A few other possible candidates didn't rule anything out, but didn't sound incredibly likely to go for it. Former Democratic Assemblyman Jose Solorio, who badly lost a race to succeed Correa last year, said that he's "primarily focused on working locally with the college district and building my public affairs practice." Republican state Sen. Janet Nguyen, who beat Solorio, says that while she's been approached, she's also focusing on her current job.
But one name we can eliminate is ex-Assemblyman and 2010 GOP nominee Van Tran, who said that "even if Ronald Reagan runs for the current Sanchez seat as it is drawn today, he would lose." The article notes that Democratic Assemblyman Tom Umberg is unlikely to run, but former Republican Anaheim Mayor Curt Pringle might be interested. The local blog Liberal OC also mentioned some possible candidates and we'll likely see plenty of other names if this seat opens up.
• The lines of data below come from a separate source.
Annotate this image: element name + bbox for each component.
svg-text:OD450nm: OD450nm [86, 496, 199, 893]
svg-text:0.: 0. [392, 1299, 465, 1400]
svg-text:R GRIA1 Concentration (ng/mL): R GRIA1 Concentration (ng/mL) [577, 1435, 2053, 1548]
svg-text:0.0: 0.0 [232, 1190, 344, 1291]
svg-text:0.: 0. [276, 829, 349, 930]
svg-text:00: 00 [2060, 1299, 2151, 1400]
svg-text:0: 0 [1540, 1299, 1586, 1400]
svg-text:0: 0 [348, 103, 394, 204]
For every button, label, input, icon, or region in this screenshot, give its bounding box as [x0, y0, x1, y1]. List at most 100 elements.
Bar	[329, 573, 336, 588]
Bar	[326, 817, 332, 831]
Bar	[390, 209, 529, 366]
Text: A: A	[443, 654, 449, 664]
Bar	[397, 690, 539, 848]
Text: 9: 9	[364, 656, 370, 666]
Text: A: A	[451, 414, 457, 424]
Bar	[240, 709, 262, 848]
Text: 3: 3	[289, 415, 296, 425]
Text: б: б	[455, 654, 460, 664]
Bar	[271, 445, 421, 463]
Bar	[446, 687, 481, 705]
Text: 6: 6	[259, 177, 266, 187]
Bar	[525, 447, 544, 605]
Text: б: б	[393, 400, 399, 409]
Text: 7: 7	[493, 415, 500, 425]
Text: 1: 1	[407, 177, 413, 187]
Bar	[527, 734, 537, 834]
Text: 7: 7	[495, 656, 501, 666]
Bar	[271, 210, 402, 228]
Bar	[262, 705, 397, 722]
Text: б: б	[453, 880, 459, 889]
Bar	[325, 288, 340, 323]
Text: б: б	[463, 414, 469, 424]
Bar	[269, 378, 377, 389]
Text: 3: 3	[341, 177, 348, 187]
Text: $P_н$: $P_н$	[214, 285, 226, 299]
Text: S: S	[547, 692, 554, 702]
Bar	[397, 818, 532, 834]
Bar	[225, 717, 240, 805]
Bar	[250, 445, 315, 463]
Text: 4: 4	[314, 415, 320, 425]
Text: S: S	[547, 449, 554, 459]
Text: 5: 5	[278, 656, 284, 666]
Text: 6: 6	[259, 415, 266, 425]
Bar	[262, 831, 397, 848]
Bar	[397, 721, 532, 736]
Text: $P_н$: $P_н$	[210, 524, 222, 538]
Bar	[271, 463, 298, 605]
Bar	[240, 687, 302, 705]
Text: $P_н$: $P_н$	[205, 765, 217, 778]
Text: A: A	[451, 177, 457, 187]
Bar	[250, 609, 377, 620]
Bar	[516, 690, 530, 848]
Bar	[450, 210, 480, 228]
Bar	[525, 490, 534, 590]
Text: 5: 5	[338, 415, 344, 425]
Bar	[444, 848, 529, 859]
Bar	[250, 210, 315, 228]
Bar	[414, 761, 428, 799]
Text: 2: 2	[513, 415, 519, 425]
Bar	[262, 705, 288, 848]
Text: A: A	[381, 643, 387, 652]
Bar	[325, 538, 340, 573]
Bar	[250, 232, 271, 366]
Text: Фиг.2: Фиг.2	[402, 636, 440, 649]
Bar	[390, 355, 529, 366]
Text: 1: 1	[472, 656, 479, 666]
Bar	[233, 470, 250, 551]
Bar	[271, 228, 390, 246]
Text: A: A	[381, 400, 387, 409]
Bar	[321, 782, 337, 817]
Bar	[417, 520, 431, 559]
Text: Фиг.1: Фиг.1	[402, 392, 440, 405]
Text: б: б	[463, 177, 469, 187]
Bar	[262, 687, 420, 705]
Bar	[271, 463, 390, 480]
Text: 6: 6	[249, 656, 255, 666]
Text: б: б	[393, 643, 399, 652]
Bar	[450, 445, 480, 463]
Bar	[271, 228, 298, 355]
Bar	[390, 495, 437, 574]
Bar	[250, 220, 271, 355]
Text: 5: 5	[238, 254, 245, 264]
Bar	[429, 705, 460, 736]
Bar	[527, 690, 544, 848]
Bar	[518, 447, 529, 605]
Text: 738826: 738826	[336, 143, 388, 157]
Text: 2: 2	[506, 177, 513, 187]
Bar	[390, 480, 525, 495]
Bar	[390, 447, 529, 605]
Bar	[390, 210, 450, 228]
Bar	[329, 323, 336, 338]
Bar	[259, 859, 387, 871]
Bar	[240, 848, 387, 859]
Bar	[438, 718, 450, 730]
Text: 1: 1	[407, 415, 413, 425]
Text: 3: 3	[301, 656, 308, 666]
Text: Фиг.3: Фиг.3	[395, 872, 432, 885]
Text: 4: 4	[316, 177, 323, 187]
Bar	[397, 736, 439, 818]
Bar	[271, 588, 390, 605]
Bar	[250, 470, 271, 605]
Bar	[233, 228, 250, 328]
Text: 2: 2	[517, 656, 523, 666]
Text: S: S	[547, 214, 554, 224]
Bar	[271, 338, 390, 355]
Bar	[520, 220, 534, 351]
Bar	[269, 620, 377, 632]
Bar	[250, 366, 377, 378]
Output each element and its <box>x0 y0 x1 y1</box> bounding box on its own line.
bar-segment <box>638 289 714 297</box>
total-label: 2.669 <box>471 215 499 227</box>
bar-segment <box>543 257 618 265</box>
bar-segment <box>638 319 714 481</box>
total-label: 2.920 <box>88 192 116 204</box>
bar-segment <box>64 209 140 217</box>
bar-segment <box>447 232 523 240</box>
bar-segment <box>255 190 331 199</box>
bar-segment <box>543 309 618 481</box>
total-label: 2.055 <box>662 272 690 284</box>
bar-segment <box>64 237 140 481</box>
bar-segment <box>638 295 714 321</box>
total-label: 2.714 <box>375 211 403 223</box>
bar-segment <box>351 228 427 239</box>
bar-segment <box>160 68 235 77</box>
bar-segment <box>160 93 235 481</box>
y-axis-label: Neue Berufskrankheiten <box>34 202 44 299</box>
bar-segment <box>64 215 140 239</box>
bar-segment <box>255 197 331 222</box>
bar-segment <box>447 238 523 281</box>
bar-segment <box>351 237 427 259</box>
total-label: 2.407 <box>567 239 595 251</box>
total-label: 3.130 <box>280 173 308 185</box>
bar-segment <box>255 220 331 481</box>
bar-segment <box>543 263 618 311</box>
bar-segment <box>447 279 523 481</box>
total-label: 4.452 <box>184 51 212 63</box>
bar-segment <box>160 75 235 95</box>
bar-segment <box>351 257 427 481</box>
1:51 PM PT (Jeff Singer): LA-Gov: Democratic New Orleans Mayor Mitch Landrieu never seemed particularly likely to jump into this year's gubernatorial contest, but he finally ruled out a campaign on Monday. State Rep. John Bel Edwards has had the Democratic side to himself, and no one else has shown much interest in running for Team Blue.
1:58 PM PT (Jeff Singer): MD-08: It looks like one of the many potential Democratic candidates looking at this safely blue Beltway seat is about to get in. William Jawando, a former Obama Administration official who narrowly lost a primary for state House, has formed a campaign committee, though he has yet to announce anything yet. (Hat-Tip: Greg Giroux).
2:06 PM PT: FL-18: Two Palm Beach County commissioners, Priscilla Taylor and Melissa McKinlay, are potential successors Rep. Patrick Murphy in the House, and according to a new report in the Palm Beach Post, both have recently met with the DCCC and EMILY's List. McKinlay is still weighing a bid while Taylor jumped in shortly after Murphy launched his Senate campaign, a move that reportedly stunned and even upset many local Democrats; we'll see if it affects her standing with D.C. insiders, too. Plenty of Republicans are also looking at the race, but so far, only one, Martin County school board member Rebecca Negron, has entered.
2:27 PM PT (Jeff Singer): NV-03, 04: Communities in Schools of Nevada Board President Susie Lee has been reportedly considering a bid against freshman Republican Cresent Hardy in the Democratic-leaning 4th District, but the DCCC has other plans for her. The Las Vegas Sun reports that national Democrats are trying to persuade the wealthy and well-connected Lee to challenge Republican incumbent Joe Heck in the much more competitive 3rd District instead. Lee is also being recruited by Silver State Democrats to run in a swingy state Senate seat that's critical to the party's hopes of retaking the chamber. Lee acknowledged that she's looking at running for office next year, but she didn't indicate what job she's leaning toward.